A1C is not the only number that is important to diabetes management. Type 2 diabetes is a major risk factor for cardiovascular disease, and people with type 2 diabetes are also at an increased risk of kidney disease—a condition that can progress to kidney failure if it is not treated.

The following tests can help evaluate the health of your cardiovascular system and kidneys.

Blood pressure
Blood pressure is the force that circulating blood exerts on the walls of the blood vessels. Having blood pressure that is too high is bad because it can damage the arteries and the heart. High blood pressure (called hypertension) can also damage the blood vessels in the kidneys and eyes, contributing to diabetic kidney disease and macular degeneration, two possible complications of diabetes. Ideally, your blood pressure should be below 120/80. If your blood pressure is elevated, your healthcare provider can recommend ways to lower it, which may include changes to diet and lifestyle, as well as medications.

Cholesterol and triglycerides
Put simply, cholesterols are fats (or lipids) that circulate in the blood. Your body uses cholesterols to build cell membranes and a variety of other important substances—hormones, digestive acids, vitamins. There are two main types of cholesterol:

  • LDL, or low-density lipoprotein, is called the “bad cholesterol” because elevated levels contribute to the buildup of arterial plaque. The recommended levels for men and women with diabetes are below 70mg/dL (milligrams per deciliter). Many patients are treated with medications to lower cholesterol levels.
  • HDL, or high-density lipoprotein, is called the “good cholesterol” because having higher levels of it reduces the risk of cardiovascular disease. HDL helps move LDL out of the blood. The desirable level is 40 mg/dL (milligrams per deciliter) or higher for men and 50 mg/dL (milligrams per deciliter) or higher for women.

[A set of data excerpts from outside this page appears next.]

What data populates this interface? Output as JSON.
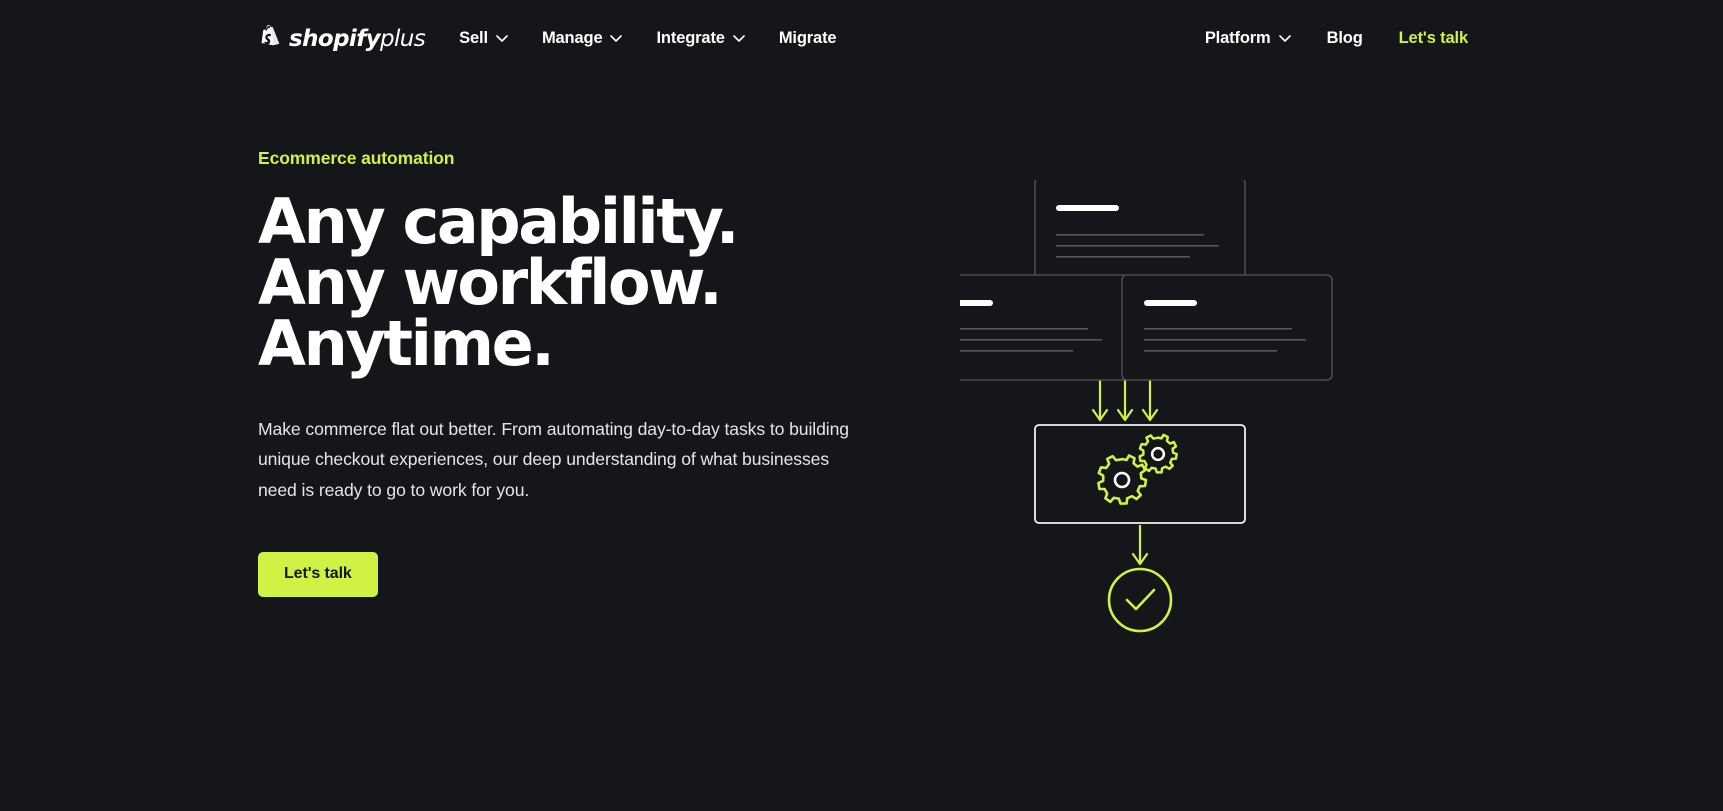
{
  "brand": {
    "accent_green": "#cff244",
    "background": "#15161a",
    "logo_shopify": "shopify",
    "logo_plus": "plus",
    "logo_icon": "shopify-bag-icon"
  },
  "nav": {
    "left_items": [
      {
        "label": "Sell",
        "has_caret": true
      },
      {
        "label": "Manage",
        "has_caret": true
      },
      {
        "label": "Integrate",
        "has_caret": true
      },
      {
        "label": "Migrate",
        "has_caret": false
      }
    ],
    "right_items": [
      {
        "label": "Platform",
        "has_caret": true
      },
      {
        "label": "Blog",
        "has_caret": false
      },
      {
        "label": "Let's talk",
        "has_caret": false,
        "accent": true
      }
    ]
  },
  "hero": {
    "eyebrow": "Ecommerce automation",
    "headline_lines": [
      "Any capability.",
      "Any workflow.",
      "Anytime."
    ],
    "body": "Make commerce flat out better. From automating day-to-day tasks to building unique checkout experiences, our deep understanding of what businesses need is ready to go to work for you.",
    "cta_label": "Let's talk"
  },
  "illustration": {
    "name": "automation-workflow-diagram",
    "cards": [
      {
        "name": "card-top",
        "title_bar": true,
        "text_lines": 3
      },
      {
        "name": "card-left",
        "title_bar": true,
        "text_lines": 3
      },
      {
        "name": "card-right",
        "title_bar": true,
        "text_lines": 3
      }
    ],
    "processor": {
      "name": "gears-box",
      "icon": "gears-icon"
    },
    "result": {
      "name": "success-circle",
      "icon": "checkmark-icon"
    },
    "arrow_count": 4
  }
}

Triglycerides are another type of blood fat, and levels should be below 150 mg/dL (milligrams per deciliter). If your cholesterol levels are not where they need to be, you may need to make additional lifestyle changes or take a medication to control your cholesterol.

Microalbuminuria test
This test checks for protein (called albumin) in the urine, and helps gauge your risk for kidney disease. Protein should stay in the bloodstream, and protein in the urine can be a sign of kidney damage. Ideally, you should have no protein in your urine and this test should be done once a year. Diabetic kidney disease may be treated with medications to lower blood pressure, cholesterol, blood glucose and improve kidney function.

What you can do
Communicating with your healthcare provider and staying up to date on screening tests will help spot early warning signs of serious diabetes complications, such as cardiovascular disease and kidney disease. In addition to the tests mentioned here, people with type 2 diabetes should see an eye doctor at least once a year and have their feet checked by a healthcare provider at every visit. Eye problems and problems with the feet (such as ulcers and loss of feeling) are possible complications of type 2 diabetes.